The scenes inside the freezer are even better. A massive fan looms large in the centre of the room, booming loudly and instilling the same dread as a monster baring its teeth in front of its prey. The entire geography or full length and breadth of the room are never shown, inspiring more confusion. The cold white tubelights are anyway one of the most depressing elements created by man and the icy winds help further in setting the mood for some literal chills.
As time progresses, so does Janhvi’s excellent Smurfette-inspired makeup. Her blood vessels pop through her face, that become deep dark blue by the end. The injuries, the broken bones, the peeling skin are all enough to make you wince and sometimes, even scream along with her. And what was most important is that Janhvi doesn’t overdo it with the ‘brrrs’ and ‘ssshhhhs’. Her performance is contained and still throughly believable as she finds different ways to survive inside the freezer, fails and tries again. It is perhaps just in the initial scenes where she is preparing for IELTS and even her ‘gadbad’ English feels too perfectly messed up to be authentic. She can apparently speak perfectly well with foreigners in English but needs to see a book about how a cup cannot sit ‘in’ the table.
But all of this is easily and quickly ignored for the room you are asked to make for the warmth of Mili. Inside the freezer, Mili finds her own ‘Wilson’, in a rat she mistakenly let into the freezer the previous day.
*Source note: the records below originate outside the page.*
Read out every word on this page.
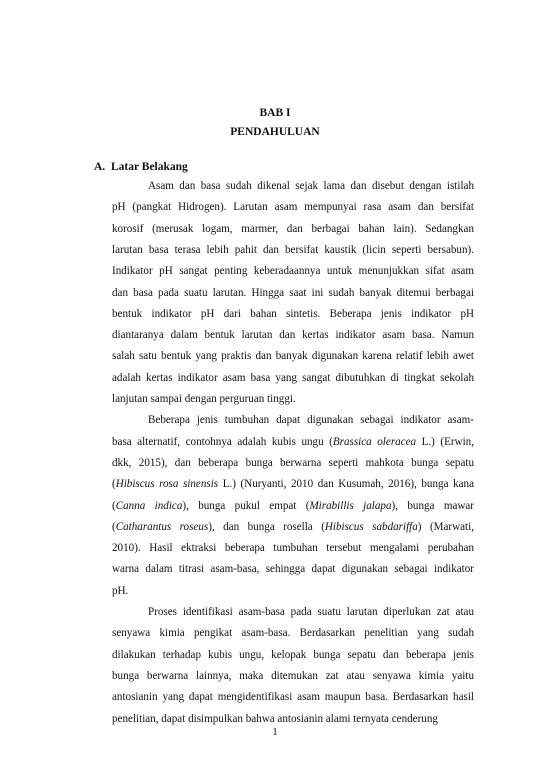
BAB I
PENDAHULUAN
A. Latar Belakang
Asam dan basa sudah dikenal sejak lama dan disebut dengan istilah
pH (pangkat Hidrogen). Larutan asam mempunyai rasa asam dan bersifat
korosif (merusak logam, marmer, dan berbagai bahan lain). Sedangkan
larutan basa terasa lebih pahit dan bersifat kaustik (licin seperti bersabun).
Indikator pH sangat penting keberadaannya untuk menunjukkan sifat asam
dan basa pada suatu larutan. Hingga saat ini sudah banyak ditemui berbagai
bentuk indikator pH dari bahan sintetis. Beberapa jenis indikator pH
diantaranya dalam bentuk larutan dan kertas indikator asam basa. Namun
salah satu bentuk yang praktis dan banyak digunakan karena relatif lebih awet
adalah kertas indikator asam basa yang sangat dibutuhkan di tingkat sekolah
lanjutan sampai dengan perguruan tinggi.
Beberapa jenis tumbuhan dapat digunakan sebagai indikator asam-
basa alternatif, contohnya adalah kubis ungu (Brassica oleracea L.) (Erwin,
dkk, 2015), dan beberapa bunga berwarna seperti mahkota bunga sepatu
(Hibiscus rosa sinensis L.) (Nuryanti, 2010 dan Kusumah, 2016), bunga kana
(Canna indica), bunga pukul empat (Mirabillis jalapa), bunga mawar
(Catharantus roseus), dan bunga rosella (Hibiscus sabdariffa) (Marwati,
2010). Hasil ektraksi beberapa tumbuhan tersebut mengalami perubahan
warna dalam titrasi asam-basa, sehingga dapat digunakan sebagai indikator
pH.
Proses identifikasi asam-basa pada suatu larutan diperlukan zat atau
senyawa kimia pengikat asam-basa. Berdasarkan penelitian yang sudah
dilakukan terhadap kubis ungu, kelopak bunga sepatu dan beberapa jenis
bunga berwarna lainnya, maka ditemukan zat atau senyawa kimia yaitu
antosianin yang dapat mengidentifikasi asam maupun basa. Berdasarkan hasil
penelitian, dapat disimpulkan bahwa antosianin alami ternyata cenderung
1
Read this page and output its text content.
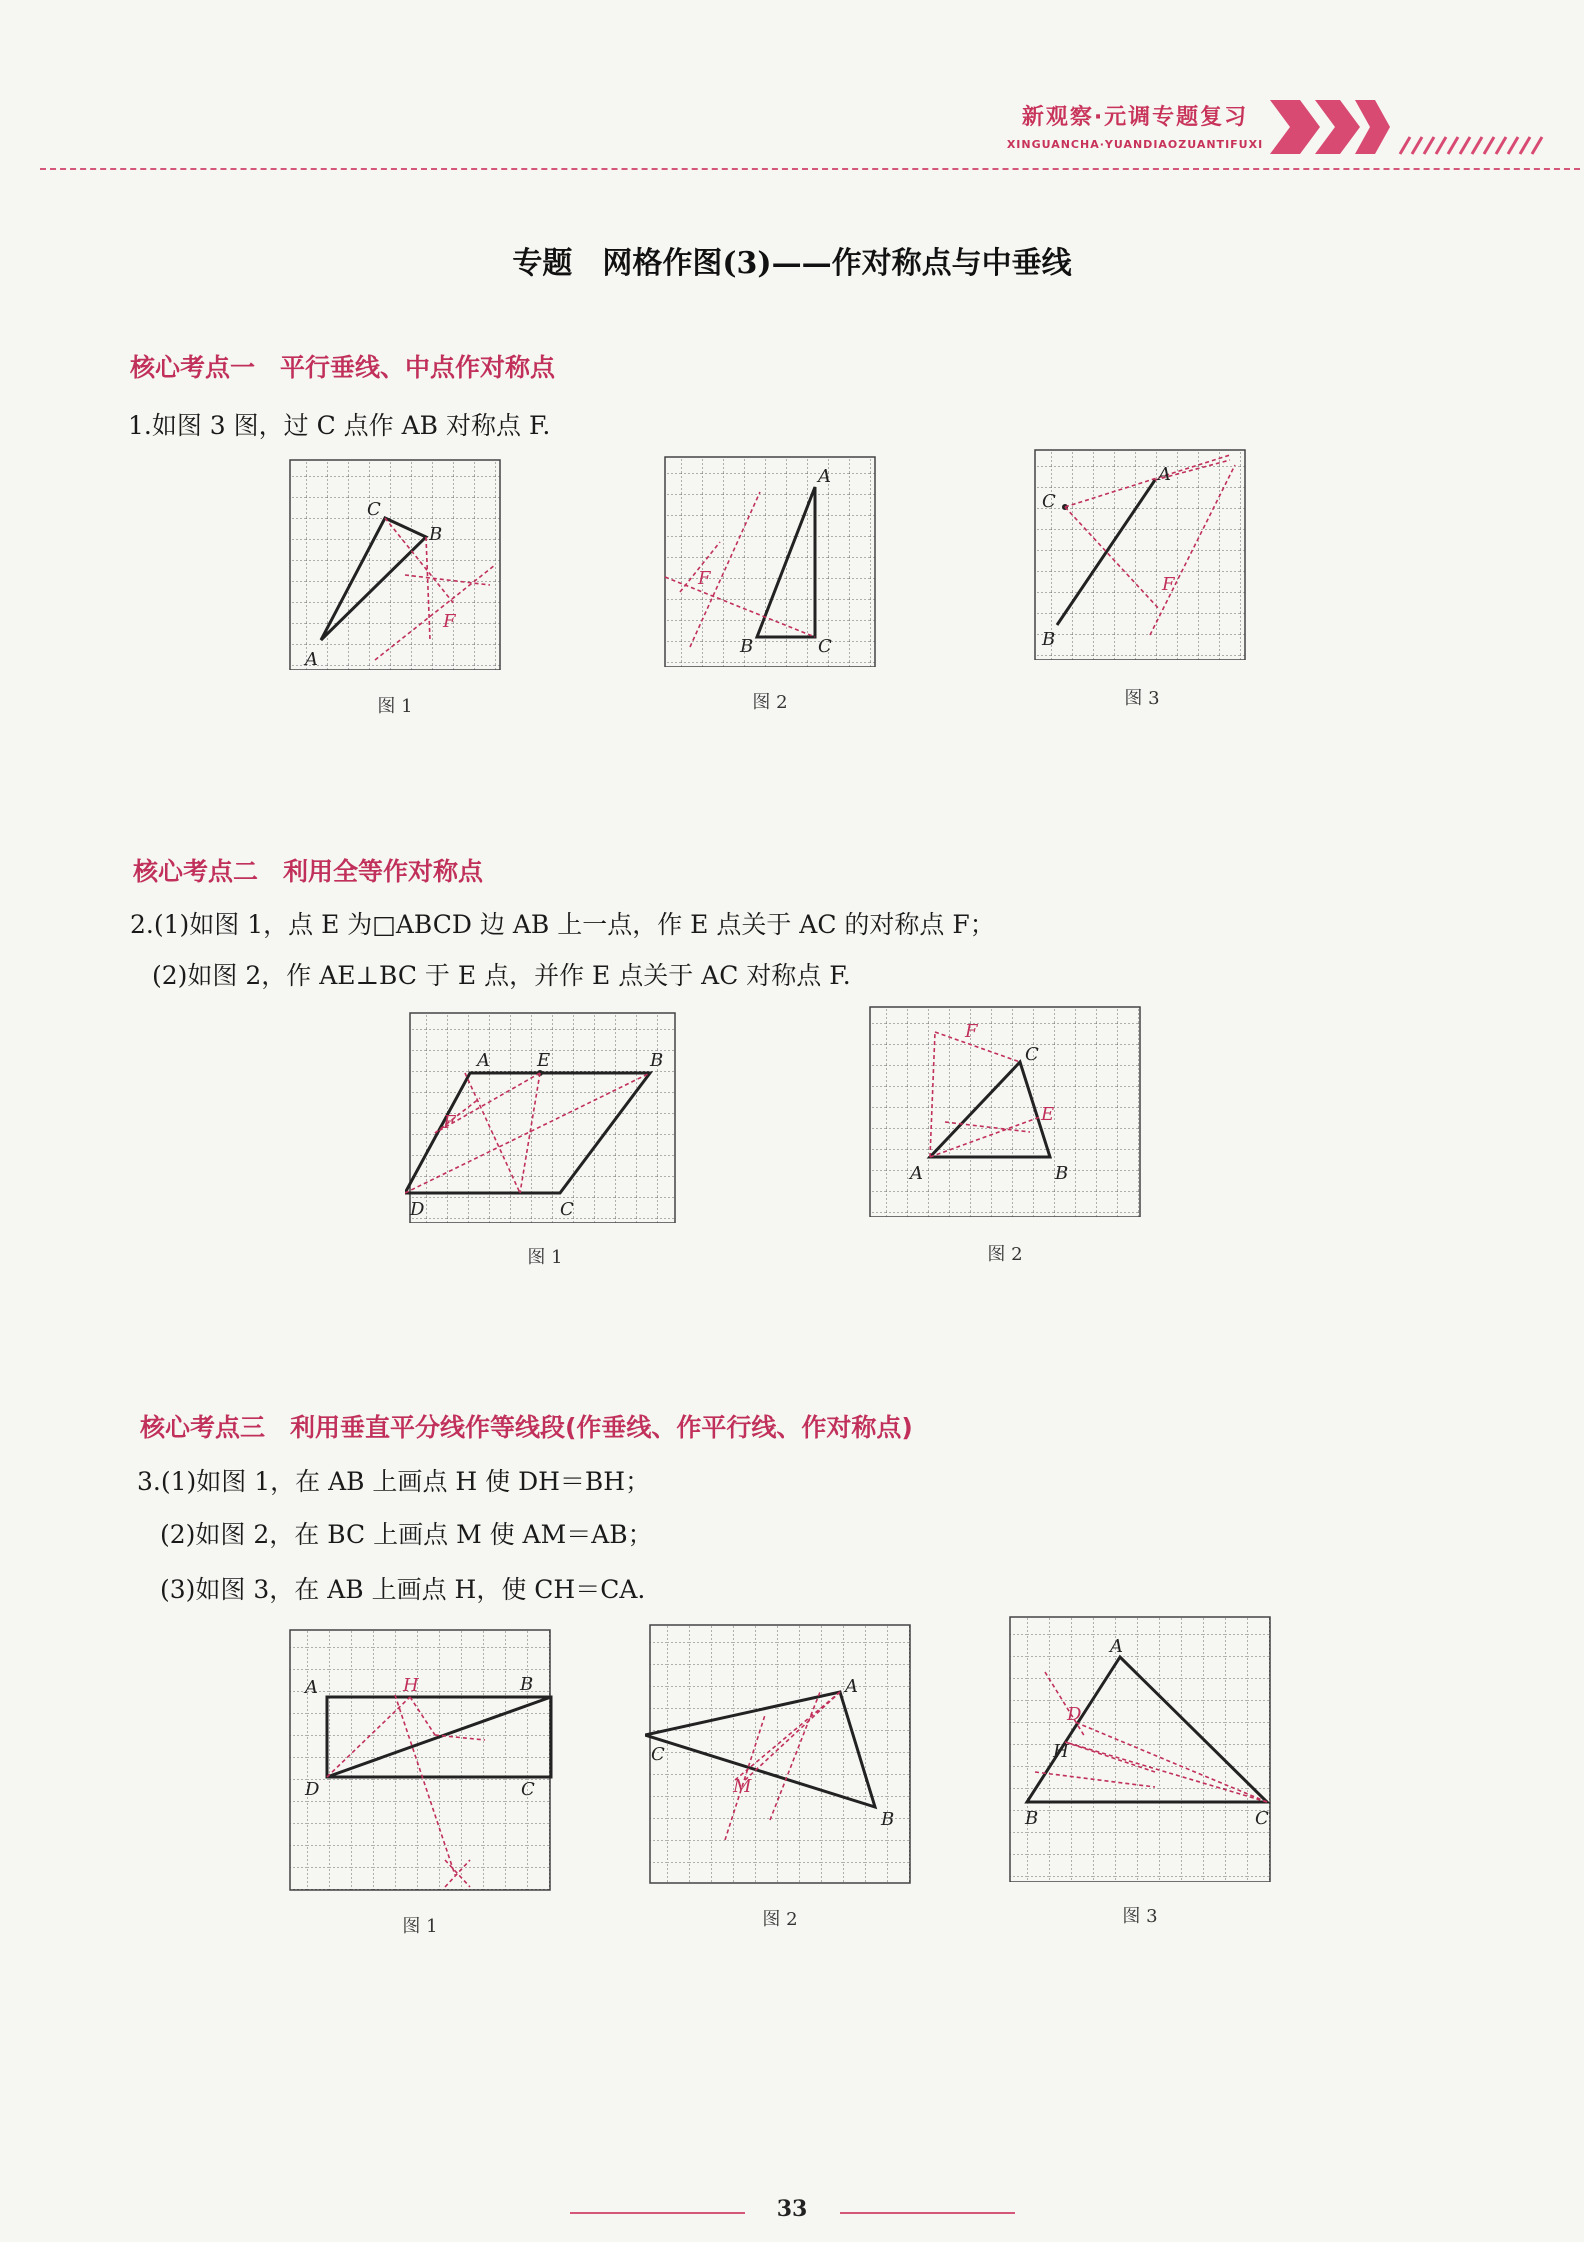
新观察·元调专题复习
XINGUANCHA·YUANDIAOZUANTIFUXI
专题　网格作图(3)——作对称点与中垂线
核心考点一　平行垂线、中点作对称点
1.如图 3 图，过 C 点作 AB 对称点 F.
C
B
A
F
图 1
A
F
B	C
图 2
A
C
F
B
图 3
核心考点二　利用全等作对称点
2.(1)如图 1，点 E 为□ABCD 边 AB 上一点，作 E 点关于 AC 的对称点 F；
(2)如图 2，作 AE⊥BC 于 E 点，并作 E 点关于 AC 对称点 F.
A	E	B
F
D	C
图 1
F
C
E
A	B
图 2
核心考点三　利用垂直平分线作等线段(作垂线、作平行线、作对称点)
3.(1)如图 1，在 AB 上画点 H 使 DH＝BH；
(2)如图 2，在 BC 上画点 M 使 AM＝AB；
(3)如图 3，在 AB 上画点 H，使 CH＝CA.
A	H	B
D	C
图 1
A
C
M
B
图 2
A
D
H
B	C
图 3
33
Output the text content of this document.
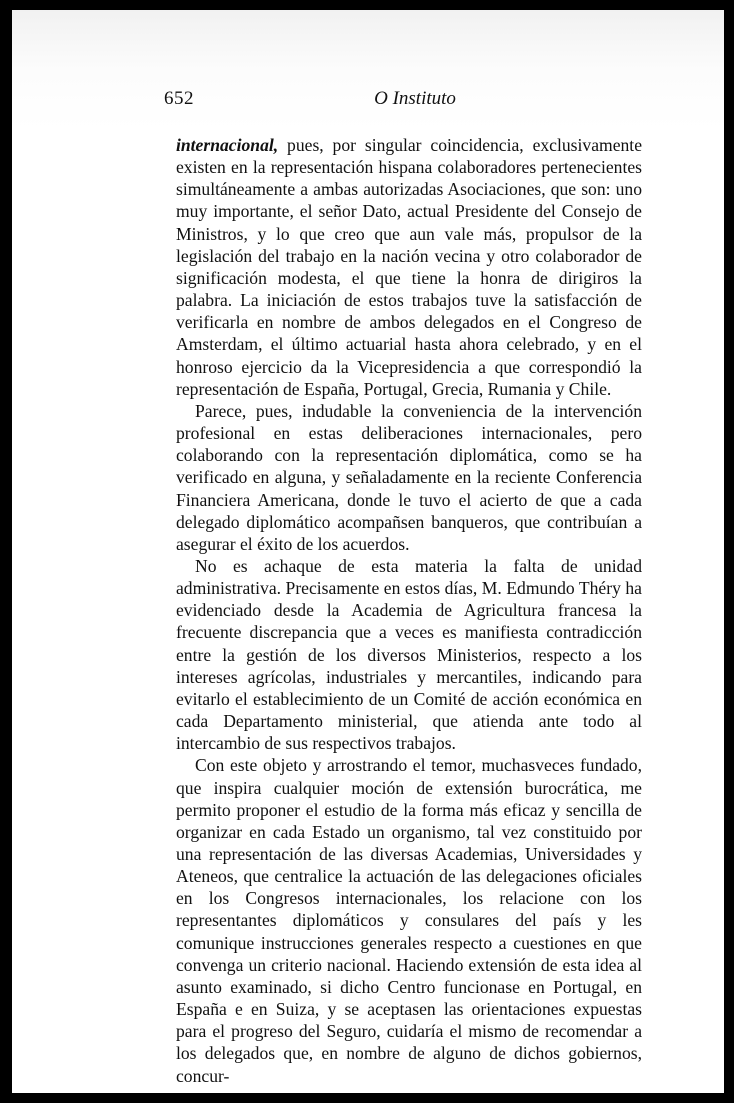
652	O Instituto

internacional, pues, por singular coincidencia, exclusivamente existen en la representación hispana colaboradores pertenecientes simultáneamente a ambas autorizadas Asociaciones, que son: uno muy importante, el señor Dato, actual Presidente del Consejo de Ministros, y lo que creo que aun vale más, propulsor de la legislación del trabajo en la nación vecina y otro colaborador de significación modesta, el que tiene la honra de dirigiros la palabra. La iniciación de estos trabajos tuve la satisfacción de verificarla en nombre de ambos delegados en el Congreso de Amsterdam, el último actuarial hasta ahora celebrado, y en el honroso ejercicio da la Vicepresidencia a que correspondió la representación de España, Portugal, Grecia, Rumania y Chile.

Parece, pues, indudable la conveniencia de la intervención profesional en estas deliberaciones internacionales, pero colaborando con la representación diplomática, como se ha verificado en alguna, y señaladamente en la reciente Conferencia Financiera Americana, donde le tuvo el acierto de que a cada delegado diplomático acompañsen banqueros, que contribuían a asegurar el éxito de los acuerdos.

No es achaque de esta materia la falta de unidad administrativa. Precisamente en estos días, M. Edmundo Théry ha evidenciado desde la Academia de Agricultura francesa la frecuente discrepancia que a veces es manifiesta contradicción entre la gestión de los diversos Ministerios, respecto a los intereses agrícolas, industriales y mercantiles, indicando para evitarlo el establecimiento de un Comité de acción económica en cada Departamento ministerial, que atienda ante todo al intercambio de sus respectivos trabajos.

Con este objeto y arrostrando el temor, muchasveces fundado, que inspira cualquier moción de extensión burocrática, me permito proponer el estudio de la forma más eficaz y sencilla de organizar en cada Estado un organismo, tal vez constituido por una representación de las diversas Academias, Universidades y Ateneos, que centralice la actuación de las delegaciones oficiales en los Congresos internacionales, los relacione con los representantes diplomáticos y consulares del país y les comunique instrucciones generales respecto a cuestiones en que convenga un criterio nacional. Haciendo extensión de esta idea al asunto examinado, si dicho Centro funcionase en Portugal, en España e en Suiza, y se aceptasen las orientaciones expuestas para el progreso del Seguro, cuidaría el mismo de recomendar a los delegados que, en nombre de alguno de dichos gobiernos, concur-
The two become buddies and pin it on some exceptional acting from the rat but it’s all truly heartwarming for us and stabilising for a plot that really needed a break from all the frantic search for the girl and her attempts to break out. There are more wholesome moments courtesy a mindful guard, a diligent cop and a divine intervention by a Bollywood star’s cameo. I will not reveal more on who it is because I appreciate how for once, a cameo in a Bollywood movie isn’t plastered all over social media by the producers themselves ahead of release.